2018 – 100 New Watches

So as mentioned on my Twitter, I’ve set myself a couple of New Year’s resolutions, and of course they’re all movie themed!

My main aim is to watch 100 films that I have never seen before, with a couple of stipulations:

  • This won’t include new releases at the cinema – those will go towards my grand target of trying to watch 365 films in total this year!
  • At least 25 of these new watches will be films directed by women.

This page may change over the year, but for now I’ll be doing some mini reviews for my 100 new watches; you’ll find the most recent at the top and the oldest at the bottom. Do stay tuned and watch this space however…things might change! 

#6 Children of Men (2006) (Watched 08/01/18)
Wow. I’m annoyed that I am only just watching this film for the first time now. It’s so simple, so crushingly naturalistic, and so chilling. For a dystopian future there are far too many frightening parallels in terms of many people’s current views on immigration and refugees that really resonated. It is ultimately though, a story of hope and survival with terrific performances and a final shot that will stay with me for a long time. Amazing film.

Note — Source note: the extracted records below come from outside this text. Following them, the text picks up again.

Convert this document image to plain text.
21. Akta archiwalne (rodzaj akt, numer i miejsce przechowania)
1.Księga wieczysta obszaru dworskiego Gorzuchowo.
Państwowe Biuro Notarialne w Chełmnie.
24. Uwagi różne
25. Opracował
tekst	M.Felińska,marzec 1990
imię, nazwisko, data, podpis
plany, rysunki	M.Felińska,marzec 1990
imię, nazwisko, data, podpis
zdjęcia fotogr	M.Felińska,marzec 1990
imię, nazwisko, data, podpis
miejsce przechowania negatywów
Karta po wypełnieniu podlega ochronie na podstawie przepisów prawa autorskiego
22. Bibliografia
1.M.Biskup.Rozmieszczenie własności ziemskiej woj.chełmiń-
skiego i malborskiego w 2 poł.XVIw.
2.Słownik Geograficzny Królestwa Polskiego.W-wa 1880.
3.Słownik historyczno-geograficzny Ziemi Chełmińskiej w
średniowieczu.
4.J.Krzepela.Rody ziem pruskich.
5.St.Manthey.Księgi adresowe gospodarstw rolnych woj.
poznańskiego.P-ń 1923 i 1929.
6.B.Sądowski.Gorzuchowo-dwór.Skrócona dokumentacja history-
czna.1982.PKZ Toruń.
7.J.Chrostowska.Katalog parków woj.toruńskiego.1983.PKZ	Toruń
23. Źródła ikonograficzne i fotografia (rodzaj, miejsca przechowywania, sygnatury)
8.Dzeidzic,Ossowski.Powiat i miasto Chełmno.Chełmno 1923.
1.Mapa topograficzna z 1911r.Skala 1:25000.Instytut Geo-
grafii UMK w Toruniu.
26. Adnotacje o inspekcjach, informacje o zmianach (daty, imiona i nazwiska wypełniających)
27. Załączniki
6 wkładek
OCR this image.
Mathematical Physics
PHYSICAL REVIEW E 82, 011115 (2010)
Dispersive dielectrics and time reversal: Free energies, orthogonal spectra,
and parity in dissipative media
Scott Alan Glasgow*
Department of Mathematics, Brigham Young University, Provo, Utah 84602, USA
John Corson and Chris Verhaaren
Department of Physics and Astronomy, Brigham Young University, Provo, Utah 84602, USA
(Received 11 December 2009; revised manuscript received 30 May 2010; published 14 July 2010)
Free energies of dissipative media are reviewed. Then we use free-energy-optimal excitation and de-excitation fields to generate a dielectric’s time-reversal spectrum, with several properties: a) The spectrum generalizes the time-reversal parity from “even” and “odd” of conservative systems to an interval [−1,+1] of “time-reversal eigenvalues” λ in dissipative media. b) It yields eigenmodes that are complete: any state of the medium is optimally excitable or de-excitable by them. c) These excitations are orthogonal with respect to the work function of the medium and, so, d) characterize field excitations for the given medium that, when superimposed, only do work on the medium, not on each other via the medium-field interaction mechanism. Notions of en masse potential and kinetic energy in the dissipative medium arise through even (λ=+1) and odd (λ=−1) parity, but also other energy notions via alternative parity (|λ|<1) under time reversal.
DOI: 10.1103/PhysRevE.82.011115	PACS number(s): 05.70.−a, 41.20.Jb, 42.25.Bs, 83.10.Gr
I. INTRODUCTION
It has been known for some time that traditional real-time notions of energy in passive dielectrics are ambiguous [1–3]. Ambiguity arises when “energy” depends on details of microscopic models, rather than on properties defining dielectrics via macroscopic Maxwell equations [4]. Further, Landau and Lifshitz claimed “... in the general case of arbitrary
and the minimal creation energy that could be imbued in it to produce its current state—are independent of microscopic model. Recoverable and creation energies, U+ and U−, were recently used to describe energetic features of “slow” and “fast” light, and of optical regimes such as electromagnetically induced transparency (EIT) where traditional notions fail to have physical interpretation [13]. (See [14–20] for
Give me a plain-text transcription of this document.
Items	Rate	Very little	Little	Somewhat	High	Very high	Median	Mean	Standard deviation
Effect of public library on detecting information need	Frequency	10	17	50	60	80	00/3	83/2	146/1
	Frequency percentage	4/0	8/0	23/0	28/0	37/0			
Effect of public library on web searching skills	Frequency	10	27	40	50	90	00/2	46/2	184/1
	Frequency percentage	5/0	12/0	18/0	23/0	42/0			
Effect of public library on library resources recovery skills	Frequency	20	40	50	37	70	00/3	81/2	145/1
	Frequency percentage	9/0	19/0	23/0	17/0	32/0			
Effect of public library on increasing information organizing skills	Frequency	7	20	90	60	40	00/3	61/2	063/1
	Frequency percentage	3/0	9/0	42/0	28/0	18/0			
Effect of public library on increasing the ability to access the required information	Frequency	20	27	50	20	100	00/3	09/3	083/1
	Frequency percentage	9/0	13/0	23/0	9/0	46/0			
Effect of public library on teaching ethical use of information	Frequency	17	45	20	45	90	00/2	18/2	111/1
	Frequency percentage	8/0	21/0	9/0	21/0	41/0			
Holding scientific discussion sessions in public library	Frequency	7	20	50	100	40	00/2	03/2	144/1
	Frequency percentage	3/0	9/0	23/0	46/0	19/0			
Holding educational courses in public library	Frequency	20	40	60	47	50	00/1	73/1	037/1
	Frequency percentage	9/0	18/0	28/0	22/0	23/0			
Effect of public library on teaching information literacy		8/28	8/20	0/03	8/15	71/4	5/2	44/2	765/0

#5 Office Space (1999) (Watched 07/01/18)
Yeeaahhh I’m going to have to go right ahead and disagree with the positive reviews for this film. It’s not terrible, it does have some funny moments for sure, but relatable workplace comedies have been done so much better since, and the severe lack of well-rounded female characters in this one let’s it down. It’s fine, but that’s about it.

#4 Certain Women (2016) (Watched 07/01/18)
Quiet, contemplative and considered character study about 4 women in the forgotten part of America. The gorgeously bleak landscapes lend themselves well to this reflective and meditative film, and whilst there is a certain disconnect to the individual stories, the focus on the women themselves ensures this film is nothing short of captivating.

#3 Selma (2014) (Watched 06/01/18)
A powerful, important and timely film focusing on a perhaps lesser known part of Martin Luther King’s life. Anchored by a career best performance from David Oyelowo, DuVernay’s direction is intimate and personal, managing to avoid too many biopic cliches, and never compromising the important subject matter. Hopefully there’ll be a day when this film won’t seem at all relevant to our current world and we can marvel at how far we’ve come; until then though this film remains as vital as ever.

#2 An American in Paris (1951) (Watched 06/01/18)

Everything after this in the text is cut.